What would be so wrong with Apache HttpClient?

Just make sure you add the dependencies also to classpath, that is HttpComponents.

PostMethod post = new PostMethod("https URL of form action goes here");
NameValuePair[] data = {
  new NameValuePair("first_name", "joe"),
  new NameValuePair("last_name", "Doe")
};
post.setRequestBody(data);

post.addRequestHeader("Referer", "URL of referring web page goes here");

// TODO: execute method and handle any error responses.
...
InputStream inPage = post.getResponseBodyAsStream();
// handle response.
Tarnschaf
Thanks. As mentioned, I could not figure out how to install Apache HttpClient. Hence my post.
Lasoldo Solsifa
+1  A: 

Using HttpClient is certainly the more robust solution, but this can be done without an external library dependency. See here for an example of how.

laz
Thanks for that perspective. I might be willing to trade robustness for simplicity. But this example is so not simple -- 50 lines of code, compared to the few lines required by the python and php scripts. My thought is that a novice shouldn't have to do without an external library because it's too wacky an experience to get it working on his machine. With python, urllib is included, and with php, Snoopy.class just goes in your current directory. Both require a few easy lines of code to submit a form. I call this novice-friendly. Hours later, HttpClient is still not working...
Lasoldo Solsifa
That's pretty much why everyone recommends using HttpClient instead of the core Java libraries. There's some other areas where the core Java libraries (I'm looking at you Calendar) have much better 3rd party replacements. This is certainly one of those areas.
laz
+1  A: 

MercerTraieste and Tarnschaf kindly offered partial solutions to the problem. It took me a few more days, and untold hours of brain-splitting nightmare, before I gave up trying to figure out how to add a referer to the http post, and sent a new question to stackoverflow.

Jon Skeet answered instantly that I only needed...

httppost.addHeader("Referer", referer);

...which makes me look pretty dumb. How did I overlook that one?

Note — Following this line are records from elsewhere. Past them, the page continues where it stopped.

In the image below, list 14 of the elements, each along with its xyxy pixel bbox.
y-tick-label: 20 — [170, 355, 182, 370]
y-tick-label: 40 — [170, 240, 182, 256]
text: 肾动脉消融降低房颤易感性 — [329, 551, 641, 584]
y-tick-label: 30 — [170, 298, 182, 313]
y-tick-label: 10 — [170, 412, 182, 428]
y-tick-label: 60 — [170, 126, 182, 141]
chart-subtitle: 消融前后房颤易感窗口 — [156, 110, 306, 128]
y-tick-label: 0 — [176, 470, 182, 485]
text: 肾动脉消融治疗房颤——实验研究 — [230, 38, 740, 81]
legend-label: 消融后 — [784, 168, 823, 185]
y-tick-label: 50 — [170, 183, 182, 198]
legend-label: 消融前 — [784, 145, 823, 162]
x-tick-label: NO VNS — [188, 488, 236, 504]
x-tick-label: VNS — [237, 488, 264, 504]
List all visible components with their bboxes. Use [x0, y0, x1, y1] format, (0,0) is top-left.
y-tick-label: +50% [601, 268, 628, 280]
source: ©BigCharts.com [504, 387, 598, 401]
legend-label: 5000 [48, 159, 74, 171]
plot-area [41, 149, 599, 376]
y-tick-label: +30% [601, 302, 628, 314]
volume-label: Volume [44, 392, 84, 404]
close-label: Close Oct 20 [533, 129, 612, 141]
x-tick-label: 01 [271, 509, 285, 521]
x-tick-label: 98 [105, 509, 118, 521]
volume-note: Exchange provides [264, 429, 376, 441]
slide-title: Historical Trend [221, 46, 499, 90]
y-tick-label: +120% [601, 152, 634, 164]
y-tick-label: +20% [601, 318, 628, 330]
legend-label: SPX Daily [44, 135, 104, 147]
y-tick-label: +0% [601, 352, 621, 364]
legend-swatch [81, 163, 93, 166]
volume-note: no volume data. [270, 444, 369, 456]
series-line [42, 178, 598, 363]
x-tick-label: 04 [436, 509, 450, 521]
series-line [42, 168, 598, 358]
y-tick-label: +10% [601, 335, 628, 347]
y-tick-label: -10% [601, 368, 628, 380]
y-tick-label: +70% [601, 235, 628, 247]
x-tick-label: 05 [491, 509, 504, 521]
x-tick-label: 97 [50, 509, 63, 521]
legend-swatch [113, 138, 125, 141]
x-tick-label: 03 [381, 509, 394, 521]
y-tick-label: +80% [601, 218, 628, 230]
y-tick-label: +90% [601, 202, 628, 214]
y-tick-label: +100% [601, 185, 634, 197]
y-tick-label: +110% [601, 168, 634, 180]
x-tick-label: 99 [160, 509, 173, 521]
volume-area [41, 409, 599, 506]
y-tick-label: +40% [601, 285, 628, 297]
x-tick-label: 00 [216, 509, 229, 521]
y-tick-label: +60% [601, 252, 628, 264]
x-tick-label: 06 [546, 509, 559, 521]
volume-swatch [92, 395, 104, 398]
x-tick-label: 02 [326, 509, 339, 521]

Here is the resulting code, based almost entirely on MercerTraieste's suggestion. In my case, I needed to download, and place in my classpath:

HttpComponents

  • httpclient-4.0-beta2.jar
  • httpcore-4.0.1.jar

Apache Commons

  • commons-logging-1.1.1.jar


import org.apache.http.Header;
import org.apache.http.HeaderElement;
import org.apache.http.HttpRequestInterceptor;
import org.apache.http.HttpRequest;
import org.apache.http.HttpException;
import org.apache.http.NameValuePair;
import org.apache.http.HttpResponse;
import org.apache.http.HttpEntity;
import org.apache.http.client.entity.UrlEncodedFormEntity;
import org.apache.http.client.methods.HttpPost;
import org.apache.http.client.HttpClient;
import org.apache.http.protocol.HttpContext;
import org.apache.http.message.BasicNameValuePair;
import org.apache.http.impl.client.DefaultHttpClient;

import java.util.ArrayList;
import java.util.List;
import java.io.OutputStream;
import java.io.ByteArrayOutputStream;
import java.io.IOException;

public class HttpClientTest
{
    public static void main(String[] args) throws Exception
    {
        // initialize some variables
        String referer = "URL of referring web page goes here";
        String submitUrl = "https URL of form action goes here";
        List<NameValuePair> formparams = new ArrayList<NameValuePair>();
        formparams.add(new BasicNameValuePair("firstName", "John"));
        formparams.add(new BasicNameValuePair("lastName", "Doe"));

        // set up httppost
        UrlEncodedFormEntity entity = new UrlEncodedFormEntity(formparams, "UTF-8");
        HttpPost httppost = new HttpPost(submitUrl);
        httppost.setEntity(entity);

        // add referer
        httppost.addHeader("Referer", referer);

        // create httpclient
        DefaultHttpClient httpclient = new DefaultHttpClient();

        // execute the request
        HttpResponse response = httpclient.execute(httppost);

        // display the response body
        HttpEntity responseEntity = response.getEntity();
        OutputStream out = new ByteArrayOutputStream();
        responseEntity.writeTo(out);
        System.out.println(out);
    }
}
Lasoldo Solsifa